Spiritual Direction 101

Spiritual Direction 101

As I sit down on a plane, the following waterfall of words comes from my neighbor: “Hi, I’m George. What’s your name? Are you coming or going? I’m on my way home from a long business trip. I’m a banker. What do you do?” The words are spoken in a blur that requires him no pause for breath and offers me no break for response.

“I’m a spiritual director.”

“What is a spiritual director? Do you order people around all the time? Do you make them stop watching TV and drinking wine? Why would you do that? That doesn’t sound very fun to me.”

George isn’t the only one who wonders these sorts of things. Spiritual director doesn’t make it onto most “when I grow up” lists. So, what is spiritual direction? What does a spiritual director do? How can someone find the right spiritual director?

My definition of spiritual direction is this: “spiritual direction is an ancient art of listening for the movement of God in your life alongside someone who cares.” Others say that spiritual direction is discerning the plot of your life. Both definitions are open-ended enough that I am drawn to them, but they also don’t have many specifics involved.

From the outside, spiritual direction might resemble therapy, counseling, or coaching. Two people are talking about one of the person’s life. One person is in the role of caregiver and the other of care receiver. They meet for about an hour once a month. However, there are some key differences between therapy, counseling, coaching, and spiritual direction.
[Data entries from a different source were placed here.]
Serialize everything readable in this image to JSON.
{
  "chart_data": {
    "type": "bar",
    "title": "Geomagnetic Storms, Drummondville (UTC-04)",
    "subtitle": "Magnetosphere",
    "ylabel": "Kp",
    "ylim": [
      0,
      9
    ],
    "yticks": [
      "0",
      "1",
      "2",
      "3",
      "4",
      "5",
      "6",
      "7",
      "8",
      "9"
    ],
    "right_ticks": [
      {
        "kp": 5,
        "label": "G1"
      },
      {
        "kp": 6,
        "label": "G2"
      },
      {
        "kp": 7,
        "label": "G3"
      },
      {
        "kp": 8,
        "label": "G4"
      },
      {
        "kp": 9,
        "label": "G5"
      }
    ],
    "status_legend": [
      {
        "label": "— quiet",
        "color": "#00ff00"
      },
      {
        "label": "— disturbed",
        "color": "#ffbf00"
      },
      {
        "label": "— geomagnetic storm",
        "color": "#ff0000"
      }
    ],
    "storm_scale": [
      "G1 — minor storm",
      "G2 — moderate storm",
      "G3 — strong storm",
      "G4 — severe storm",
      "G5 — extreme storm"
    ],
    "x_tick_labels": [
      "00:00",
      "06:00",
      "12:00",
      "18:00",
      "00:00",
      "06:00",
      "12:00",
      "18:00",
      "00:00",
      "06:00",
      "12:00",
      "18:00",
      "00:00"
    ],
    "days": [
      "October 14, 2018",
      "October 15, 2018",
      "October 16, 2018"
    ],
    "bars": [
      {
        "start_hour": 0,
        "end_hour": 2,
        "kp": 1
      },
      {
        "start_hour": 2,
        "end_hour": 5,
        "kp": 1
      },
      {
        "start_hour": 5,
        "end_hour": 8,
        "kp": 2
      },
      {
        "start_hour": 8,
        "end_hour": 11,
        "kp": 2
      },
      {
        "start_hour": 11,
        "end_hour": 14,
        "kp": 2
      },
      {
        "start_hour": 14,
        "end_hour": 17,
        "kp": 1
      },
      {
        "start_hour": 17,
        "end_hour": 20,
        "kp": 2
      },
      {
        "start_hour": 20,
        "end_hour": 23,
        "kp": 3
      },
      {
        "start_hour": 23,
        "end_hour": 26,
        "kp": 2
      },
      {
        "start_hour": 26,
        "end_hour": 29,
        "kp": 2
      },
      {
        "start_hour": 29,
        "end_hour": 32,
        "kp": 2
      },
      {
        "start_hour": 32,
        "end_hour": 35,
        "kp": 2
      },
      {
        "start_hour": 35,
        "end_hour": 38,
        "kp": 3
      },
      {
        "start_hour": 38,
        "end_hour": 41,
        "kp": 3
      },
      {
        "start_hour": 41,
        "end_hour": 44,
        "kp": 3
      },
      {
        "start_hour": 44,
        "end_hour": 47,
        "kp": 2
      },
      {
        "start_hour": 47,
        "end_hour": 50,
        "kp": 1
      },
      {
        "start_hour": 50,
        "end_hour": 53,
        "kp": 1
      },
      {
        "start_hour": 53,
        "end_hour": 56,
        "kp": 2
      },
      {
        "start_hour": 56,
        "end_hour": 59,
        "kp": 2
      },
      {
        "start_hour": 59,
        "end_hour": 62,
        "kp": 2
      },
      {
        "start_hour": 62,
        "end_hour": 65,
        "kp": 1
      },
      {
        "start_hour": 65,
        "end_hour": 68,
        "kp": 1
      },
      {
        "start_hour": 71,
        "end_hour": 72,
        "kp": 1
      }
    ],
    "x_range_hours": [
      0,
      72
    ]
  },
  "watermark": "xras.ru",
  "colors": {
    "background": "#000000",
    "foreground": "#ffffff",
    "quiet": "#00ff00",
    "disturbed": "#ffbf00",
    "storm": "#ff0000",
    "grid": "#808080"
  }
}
Therapy is to help a person cope with a life event or personality challenge. When the person has reached a place where they can cope, therapy is ended. If another challenge or hard event arises, the person may return to therapy for the next coping strategy. *

Counseling is to help a person decide. Do I file for divorce or stay to work it out? Do I confront this person from my past who has hurt me? When the decision has been made and executed, counseling ends. *

Coaching is to help a person set and meet their goals. How can I grow my business? How can I get back to a healthy weight? What is the plan I should follow? When the goal has been reached and maintained for a season, coaching draws to a close. *

Spiritual direction is to help a person grow more into the image of Christ. Spiritual direction never ends, in some form, until the day we day die because there is always more growing to do. We are always uncovering more ways to allow the Spirit of God to lead us, transform us, comfort us. And life around us is always offering more ways to ignore, numb out, and rebel against that leading. Spiritual direction never ends as a believer is always seeking a deeper relationship with God.

Spiritual direction happens in many different contexts. Some are informal groups of friends who seek to grow in relationship with each other and God. Some are formal groups with an identified facilitator. Some spiritual direction happens in a one-on-one setting. If one-on-one spiritual direction appeals to you at this stage in your journey, how do you go about finding a good fit with a spiritual director?
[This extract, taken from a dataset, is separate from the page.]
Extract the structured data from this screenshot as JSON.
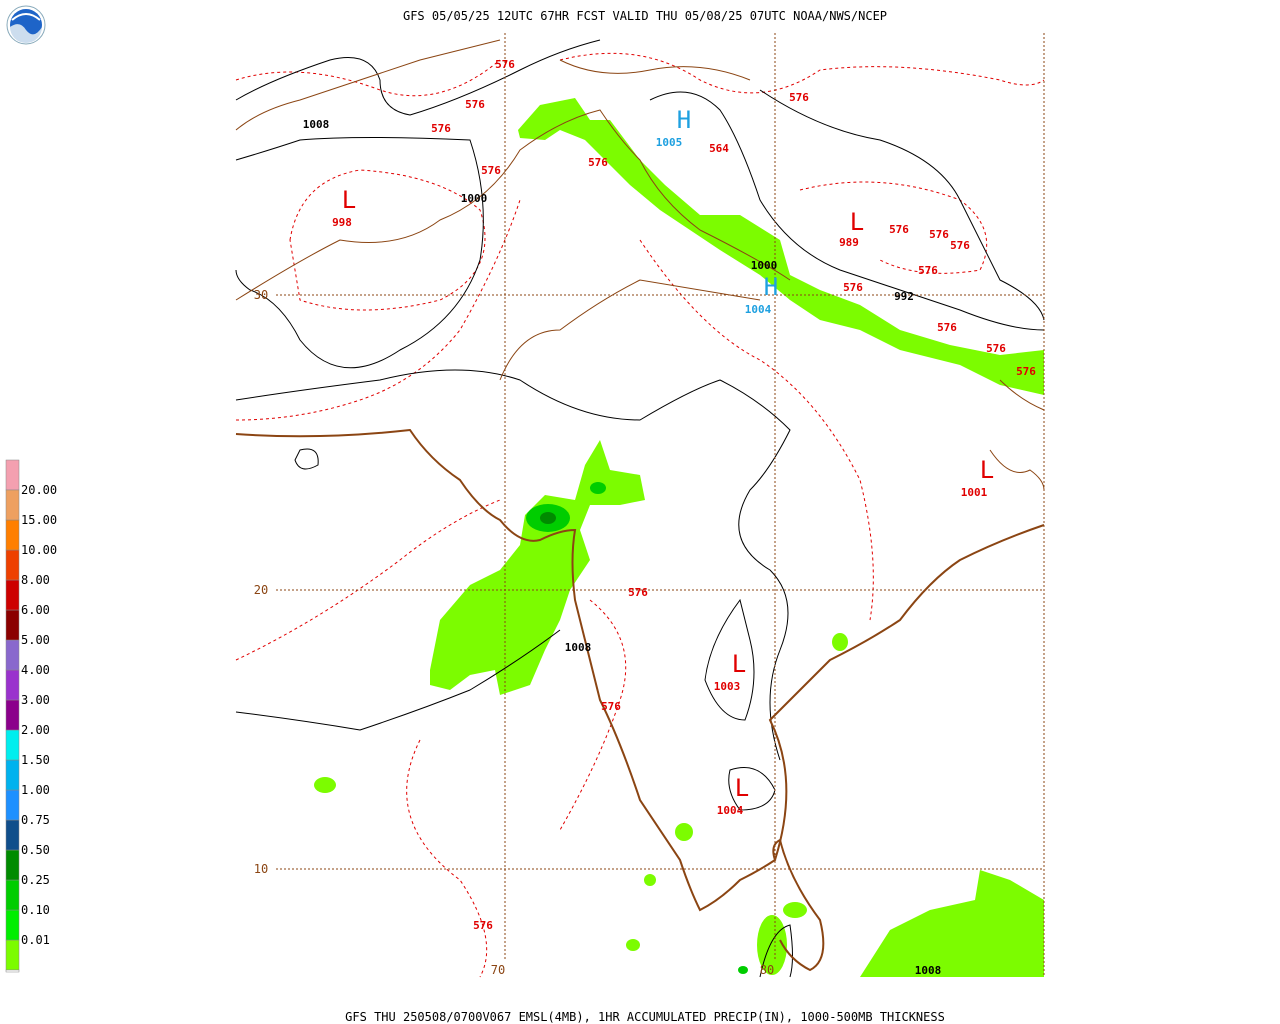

Locating a spiritual director can be as easy as visiting this website. You can also ask at local churches—Catholic, Anglican, Episcopalian, Methodist, and Presbyterian churches will often have people to recommend. Eleven28 Ministries also has spiritual directors on staff. A spiritual director does not have to share your same religious background, but it is helpful if they are somewhat familiar with it. The best spiritual directors will not force you into their own belief system but instead will invite you to grow in your own. Spiritual direction is a great equalizer; it is not necessary to find someone of your same gender, age, or personality type. In fact, seeking diversity can often enrich your experience. It is important that you feel a sense of safety and freedom with this person. A final consideration would be how you prefer to meet. Some directors only meet face-to-face, while others utilize technology. Your comfort and connection are most important.

I have grown up in the Churches of Christ who haven’t always emphasized a lifetime of growth for the disciple or trusting the guidance of the Spirit. The truth is that, by ignoring these vital elements, we have missed out on an abundant wealth of what God desires for the believer throughout their spiritual journey. However, it is never too late to embrace the foundation of life to the full as Jesus promised!

*These are overly simplified definitions to be sure and I mean no disrespect in any way to those who practice these necessary and good vocations; I have benefited from all three. My only goal is to differentiate between their purposes and that of spiritual direction.